Using multiobjective optimization to reconstruct interferometric data

II. Polarimetry and time dynamics

¹ Departament d’Astronomia i Astrofísica, Universitat de València, C. Dr. Moliner 50, 46100 Burjassot, València, Spain
e-mail: alejandro.mus@uv.es
² Observatori Astrònomic, Universitat de València, Pare Científic, C. Catedràtico José Beltrán 2, 46980 Paterna, València, Spain
³ Max-Planck-Institut für Radioastronomie, Auf dem Hügel 69, 53121 Bonn (Endenich), Germany
⁴ National Radio Astronomy Observatory, 1011 Lopezville Rd, Socorro, NM 87801, USA
e-mail: hmueller@mpifr-bonn.mpg.de

Received: 10 October 2023
Accepted: 22 January 2024

Abstract

Context. In very long baseline interferometry (VLBI), signals recorded at multiple antennas are combined to form a sparsely sampled virtual aperture with an effective diameter set by the largest separation between the antennas. Due to the sparsity of the sampled aperture, VLBI imaging constitutes an ill-posed inverse problem. Various algorithms have been employed to deal with the VLBI imaging, including the recently proposed multiobjective evolutionary algorithm by decomposition (MOEA/D) described in the first paper of this series.
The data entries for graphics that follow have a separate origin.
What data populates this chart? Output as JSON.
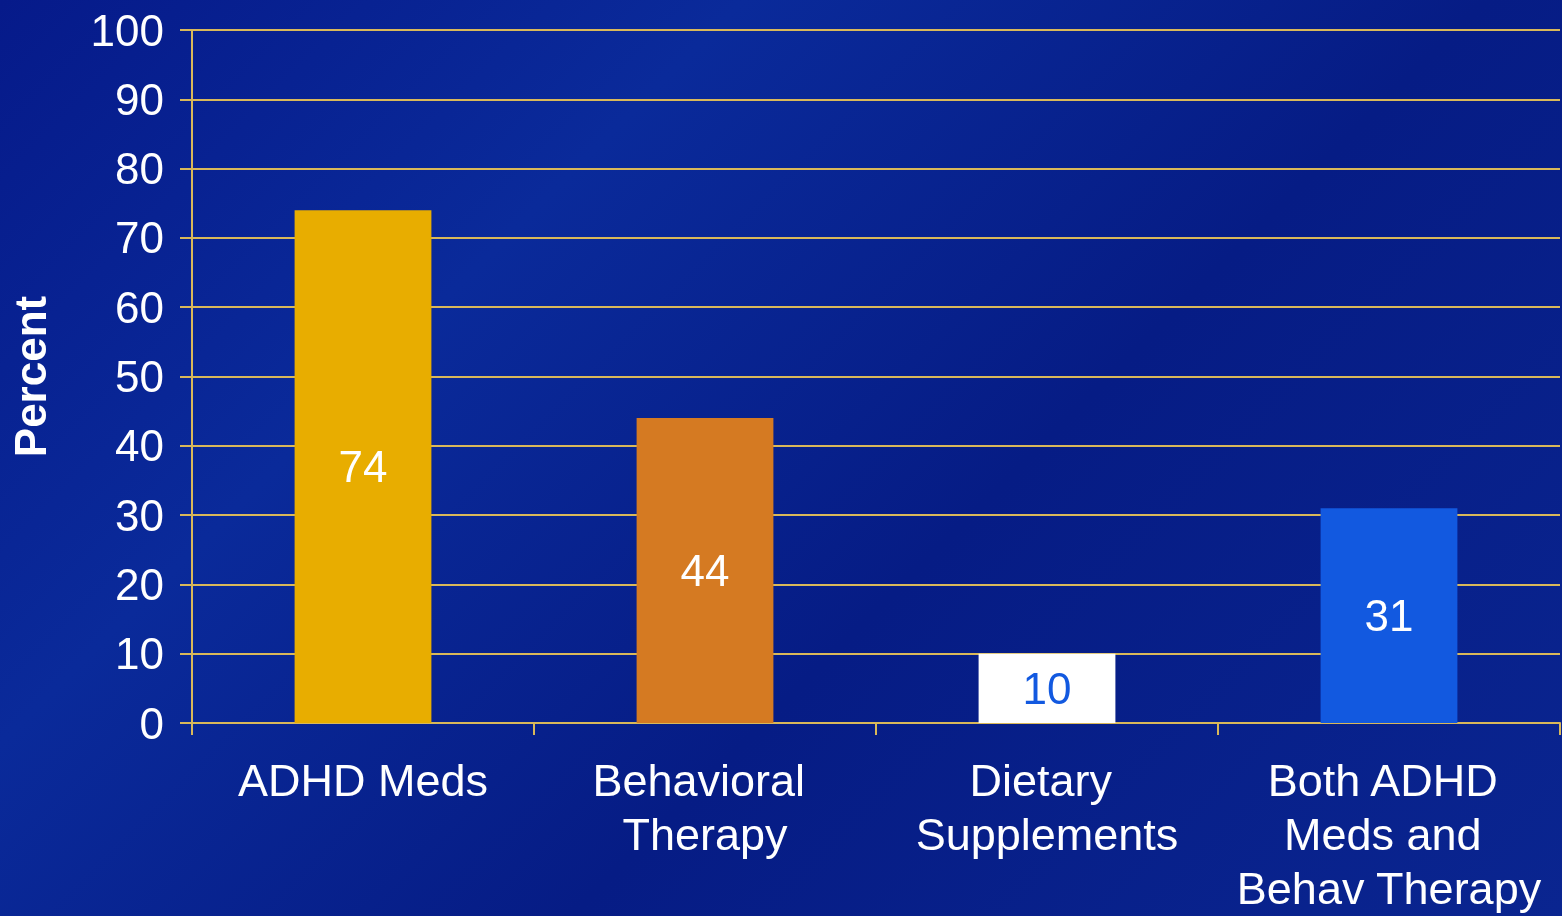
{
  "chart_data": {
    "type": "bar",
    "ylabel": "Percent",
    "categories": [
      "ADHD Meds",
      "Behavioral Therapy",
      "Dietary Supplements",
      "Both ADHD Meds and Behav Therapy"
    ],
    "values": [
      74,
      44,
      10,
      31
    ],
    "colors": [
      "#e8ad00",
      "#d57a22",
      "#ffffff",
      "#1259e0"
    ],
    "ylim": [
      0,
      100
    ],
    "yticks": [
      0,
      10,
      20,
      30,
      40,
      50,
      60,
      70,
      80,
      90,
      100
    ],
    "grid": "y",
    "data_labels": true
  }
}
Aims. Among the approaches to the reconstruction of the image features in total intensity from sparsely sampled visibilities, extensions to the polarimetric and the temporal domain are of great interest for the VLBI community in general and the Event Horizon Telescope Collabroration (EHTC) in particular. Based on the success of MOEA/D in presenting an alternative claim of the image structure in a unique, fast, and largely unsupervised way, we study the extension of MOEA/D to polarimetric and time dynamic reconstructions in this paper.
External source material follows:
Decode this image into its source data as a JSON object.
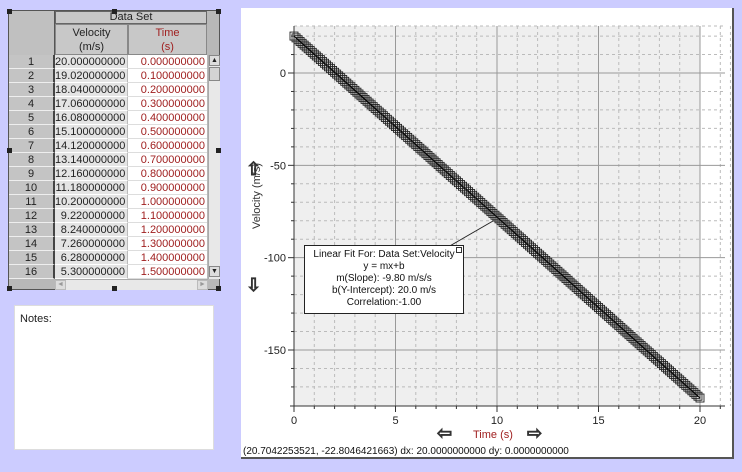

Methods. To this end, we utilized the multiobjective, evolutionary framework introduced for MOEA/D, but added the various penalty terms specific to total intensity imaging time-variable and polarimetric variants, respectively. We computed the Pareto front (the sample of all non-dominated solutions) and identified clusters of close proximities.

Results. We tested MOEA/D with synthetic data sets that are representative for the main science targets and instrumental configuration of the EHTC and its possible successors. We successfully recovered the polarimetric and time-dynamic signature of the ground truth movie (even with relative sparsity) and a set of realistic data corruptions.

Conclusions. MOEA/D has been successfully extended to polarimetric and time-dynamic reconstructions and, specifically, in a setting that would be expected for the EHTC. It offers a unique alternative and independent claim to the already existing methods, along with a number of additional benefits, namely: it is the first method that effectively explores the problem globally and compared to regularized maximum likelihood (RML) methods. Thus, it waives the need for parameter surveys. Hence, MOEA/D is a novel, useful tool to characterize the polarimetric and dynamic signatures in a VLBI data set robustly with a minimal set of user-based choices. In a consecutive work, we will address the last remaining limitation for MOEA/D (the number of pixels and numerical performance), so that MOEA/D can firmly solidify its place within the VLBI data reduction pipeline.